Fraser Nelson Fraser Nelson

Where’s Boris?

issue 19 September 2020

At the end of last week, the Prime Minister invited Tory MPs to a massive conference call, a kind of digital fireside chat to lift their spirits. It was a disaster. First the MPs were astonished to learn that he wasn’t taking questions; then his connection failed halfway through — at which point the callers, who had been ‘muted’, became ‘unmuted’ and started talking loudly and all at once. One of them, Michael Fabricant, started singing ‘Rule Britannia’. When the call came to an end, the MPs were all left wondering the same thing. What’s happened to Boris? Where is the man we thought we voted for?

Physically, Boris Johnson is still around. This week he could be found contradicting other ministers in a parliamentary committee, or sulking on the front bench, being given lectures on competence from Ed Miliband. But this is not the effervescent, bombastic, energising leader MPs thought they’d elected. That man is missing. It’s not just Boris; his whole government seems adrift, defined by its avoidable mistakes: Covid policy, Brexit, party discipline… In all these things there is a conspicuous — and baffling — lack of leadership.

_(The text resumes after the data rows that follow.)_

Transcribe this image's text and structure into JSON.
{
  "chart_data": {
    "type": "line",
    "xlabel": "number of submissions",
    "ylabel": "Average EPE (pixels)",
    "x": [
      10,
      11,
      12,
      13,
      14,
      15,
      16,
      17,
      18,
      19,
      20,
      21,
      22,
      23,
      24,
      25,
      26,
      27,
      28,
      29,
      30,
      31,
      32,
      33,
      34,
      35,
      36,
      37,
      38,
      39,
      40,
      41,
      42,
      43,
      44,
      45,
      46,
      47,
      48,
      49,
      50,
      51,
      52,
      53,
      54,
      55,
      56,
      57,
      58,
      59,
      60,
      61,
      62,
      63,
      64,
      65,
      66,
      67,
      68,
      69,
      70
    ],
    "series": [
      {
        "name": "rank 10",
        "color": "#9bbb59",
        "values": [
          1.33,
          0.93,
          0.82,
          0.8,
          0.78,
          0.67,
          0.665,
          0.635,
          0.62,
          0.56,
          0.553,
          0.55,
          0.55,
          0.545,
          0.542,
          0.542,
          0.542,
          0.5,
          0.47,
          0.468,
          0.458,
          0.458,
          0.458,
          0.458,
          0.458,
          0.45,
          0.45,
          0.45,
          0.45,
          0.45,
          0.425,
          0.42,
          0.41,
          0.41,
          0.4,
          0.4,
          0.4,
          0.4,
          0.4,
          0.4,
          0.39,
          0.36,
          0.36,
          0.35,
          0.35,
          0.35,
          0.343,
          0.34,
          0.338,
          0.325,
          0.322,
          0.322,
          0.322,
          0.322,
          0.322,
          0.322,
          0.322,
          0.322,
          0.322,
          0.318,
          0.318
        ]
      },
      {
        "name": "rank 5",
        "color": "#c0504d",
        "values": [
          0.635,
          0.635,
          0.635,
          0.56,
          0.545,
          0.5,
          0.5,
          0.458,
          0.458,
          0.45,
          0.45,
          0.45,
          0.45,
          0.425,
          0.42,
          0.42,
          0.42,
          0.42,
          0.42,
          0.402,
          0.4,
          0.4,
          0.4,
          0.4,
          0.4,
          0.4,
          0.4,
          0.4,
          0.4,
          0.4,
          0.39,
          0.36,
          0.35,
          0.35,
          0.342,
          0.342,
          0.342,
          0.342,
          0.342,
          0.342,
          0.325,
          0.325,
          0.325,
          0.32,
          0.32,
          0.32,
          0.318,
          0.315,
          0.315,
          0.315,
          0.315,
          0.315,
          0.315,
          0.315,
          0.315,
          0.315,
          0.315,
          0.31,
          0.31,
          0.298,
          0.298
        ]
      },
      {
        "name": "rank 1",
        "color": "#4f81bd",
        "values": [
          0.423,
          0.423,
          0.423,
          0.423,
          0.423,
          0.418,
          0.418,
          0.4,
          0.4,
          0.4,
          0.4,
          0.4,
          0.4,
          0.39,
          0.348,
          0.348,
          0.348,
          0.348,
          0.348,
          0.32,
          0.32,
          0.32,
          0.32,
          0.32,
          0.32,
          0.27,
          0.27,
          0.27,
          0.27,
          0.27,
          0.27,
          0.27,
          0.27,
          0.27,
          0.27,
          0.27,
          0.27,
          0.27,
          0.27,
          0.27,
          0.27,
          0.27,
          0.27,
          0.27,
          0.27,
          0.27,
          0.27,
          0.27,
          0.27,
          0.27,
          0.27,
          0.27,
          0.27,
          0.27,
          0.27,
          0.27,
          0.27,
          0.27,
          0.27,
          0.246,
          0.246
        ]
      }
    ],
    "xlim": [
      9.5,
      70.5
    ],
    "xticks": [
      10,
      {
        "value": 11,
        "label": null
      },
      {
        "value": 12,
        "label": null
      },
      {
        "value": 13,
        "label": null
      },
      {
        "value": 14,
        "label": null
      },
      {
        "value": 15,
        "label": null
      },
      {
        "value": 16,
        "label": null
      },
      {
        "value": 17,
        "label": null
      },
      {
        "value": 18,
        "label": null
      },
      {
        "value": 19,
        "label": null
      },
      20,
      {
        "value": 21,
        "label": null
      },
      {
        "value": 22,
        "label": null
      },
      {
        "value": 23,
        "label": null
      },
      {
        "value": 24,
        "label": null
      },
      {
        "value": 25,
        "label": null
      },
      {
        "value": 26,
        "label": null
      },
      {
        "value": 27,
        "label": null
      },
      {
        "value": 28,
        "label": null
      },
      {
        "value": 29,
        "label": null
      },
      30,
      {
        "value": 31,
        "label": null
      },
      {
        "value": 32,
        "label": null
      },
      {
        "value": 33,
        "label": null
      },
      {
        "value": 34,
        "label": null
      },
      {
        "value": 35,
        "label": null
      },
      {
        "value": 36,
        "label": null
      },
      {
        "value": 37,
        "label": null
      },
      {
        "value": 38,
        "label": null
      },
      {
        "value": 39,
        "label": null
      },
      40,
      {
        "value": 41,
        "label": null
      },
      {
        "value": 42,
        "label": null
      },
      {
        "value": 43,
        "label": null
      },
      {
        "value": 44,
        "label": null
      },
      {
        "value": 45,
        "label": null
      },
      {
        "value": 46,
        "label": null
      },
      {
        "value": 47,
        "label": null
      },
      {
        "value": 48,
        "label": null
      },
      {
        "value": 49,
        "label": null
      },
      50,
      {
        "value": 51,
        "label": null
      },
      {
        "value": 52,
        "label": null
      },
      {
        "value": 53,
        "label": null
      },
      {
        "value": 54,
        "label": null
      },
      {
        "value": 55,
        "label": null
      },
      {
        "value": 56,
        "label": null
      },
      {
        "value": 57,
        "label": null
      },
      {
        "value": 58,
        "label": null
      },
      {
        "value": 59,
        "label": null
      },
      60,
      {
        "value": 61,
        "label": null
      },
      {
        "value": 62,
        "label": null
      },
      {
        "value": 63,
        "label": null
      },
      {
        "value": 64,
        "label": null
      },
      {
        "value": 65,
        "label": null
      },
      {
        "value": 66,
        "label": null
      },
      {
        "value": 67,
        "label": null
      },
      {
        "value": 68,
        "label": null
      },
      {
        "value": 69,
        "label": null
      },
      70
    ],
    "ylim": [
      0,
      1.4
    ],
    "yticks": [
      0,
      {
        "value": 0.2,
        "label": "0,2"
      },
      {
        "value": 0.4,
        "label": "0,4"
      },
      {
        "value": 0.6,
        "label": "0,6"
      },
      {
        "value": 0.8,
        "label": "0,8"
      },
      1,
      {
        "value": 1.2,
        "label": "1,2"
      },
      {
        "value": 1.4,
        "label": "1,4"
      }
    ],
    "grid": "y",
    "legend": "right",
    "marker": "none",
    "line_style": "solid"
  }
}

Take this past week. The PM’s Brexit argument should have been simple enough: if the EU wants to play hardball by hinting that it might stop food being sent from Britain to Northern Ireland, then Britain ought to make it clear that obviously it could not tolerate this. Johnson should have said so from the outset, explaining what the EU was attempting and why he needed to be polite but firm in response.

He could have said that he would protect the integrity of the UK using flexibility built into the agreement he had already negotiated, rather than send a minister into the chamber to say the government would go rogue and ‘break international law’.